Crise ukrainienne: Le calvaire de la soldate Savtchenko

 

A l’heure des obsèques de l’opposant russe Boris Nemtsov, ardent défenseur de la cause ukrainienne assassiné vendredi soir à Moscou, une autre opposante à la politique de Vladimir Poutine, la pilote de l’armée ukrainienne Nadia Savtchenko, se meurt en silence dans les geôles du Kremlin.

Détenue depuis juillet et en grève de la faim depuis décembre, la jeune femme de 33 ans est accusée par Moscou d’avoir participé à l’assassinat de deux journalistes russes dans l’est de l’Ukraine. Elle encourt jusqu’à 20 ans de prison.

Le 17 juin, le lieutenant Savtchenko, alors en permission, se trouvait dans l’est de l’Ukraine, à Louhansk, avec le bataillon de volontaires Aïdar – «Elle voulait voir de ses propres yeux ce qui se passait», selon son avocat – lorsque les deux reporters de la télévision publique russe ont été fauchés par des tirs de mortier. Capturée le même jour par des séparatistes, elle a été remise trois semaines plus tard aux autorités russes, qui l’accusent aujourd’hui d’avoir fourni la position des journalistes aux tireurs ukrainiens. Or, à l’heure de la mort des reporters, Nadia Savtchenko avait déjà été enlevée par les rebelles, affirment ses avocats.

Depuis le début de cette affaire, les circonstances de cette arrestation et de l’arrivée de la jeune femme en Russie ne sont pas claires. Selon le comité d’enquête de la Fédération de Russie, Savtchenko, venue se battre contre les séparatistes après avoir aidé à cibler les reporters russes, aurait passé la frontière sans papiers d’identité, déguisée en réfugiée. De son côté, la jeune femme, qui clame son innocence, affirme avoir été capturée dans le Donbass puis emmenée en Russie pour être livrée aux autorités avant d’être transférée à Moscou.

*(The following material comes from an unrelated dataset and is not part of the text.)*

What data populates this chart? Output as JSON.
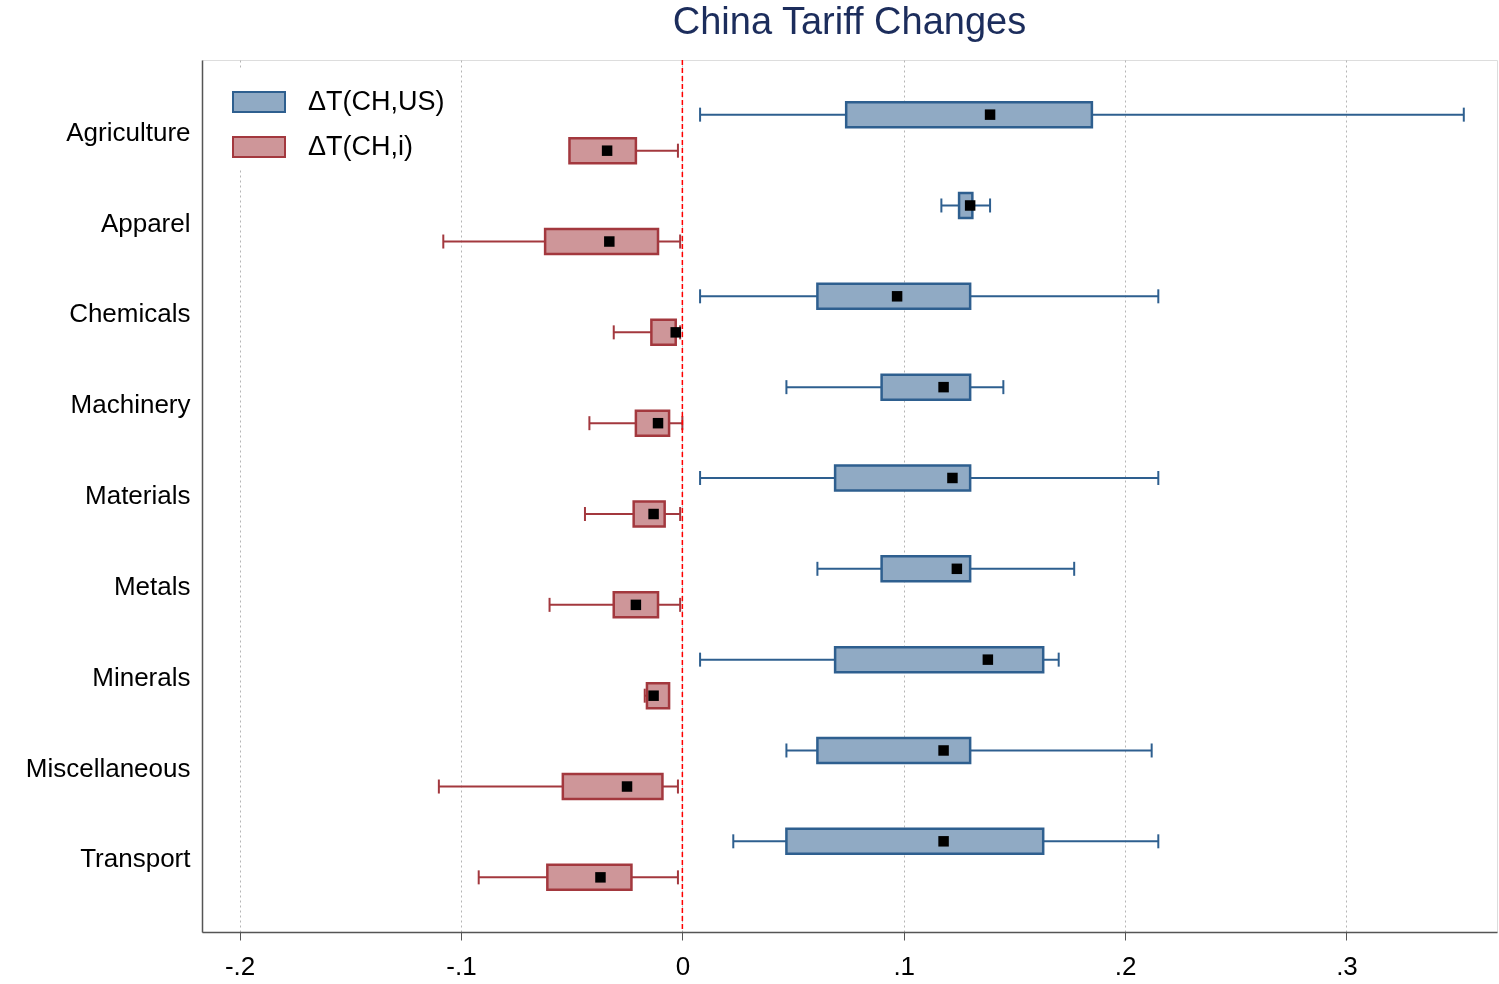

Devenue l’emblème de la lutte contre l’envahisseur russe en Ukraine, la jeune femme a été placée en tête de liste du parti Batkivchtchina (Patrie) de l’ex-première ministre Ioulia Timochenko aux législatives d’octobre et élue députée à la Rada, le parlement ukrainien. Au même moment, à Moscou, la soldate Savtchenko, détenue depuis trois mois dans la prison pour femmes No 6 de Petchatniki, était internée à l’Institut Serbsky, un hôpital psychiatrique tristement célèbre pour avoir «traité» un grand nombre de dissidents soviétiques.

En grève de la faim depuis décembre, l’état de santé de la jeune femme ne cesse de se détériorer. «Je poursuivrai ma grève jusqu’à mon retour en Ukraine ou jusqu’à mon dernier jour en Russie», écrivait alors Nadia Savtchenko. Bruxelles et Kiev espéraient sa libération dans le cadre des accords de Minsk 2. En vain.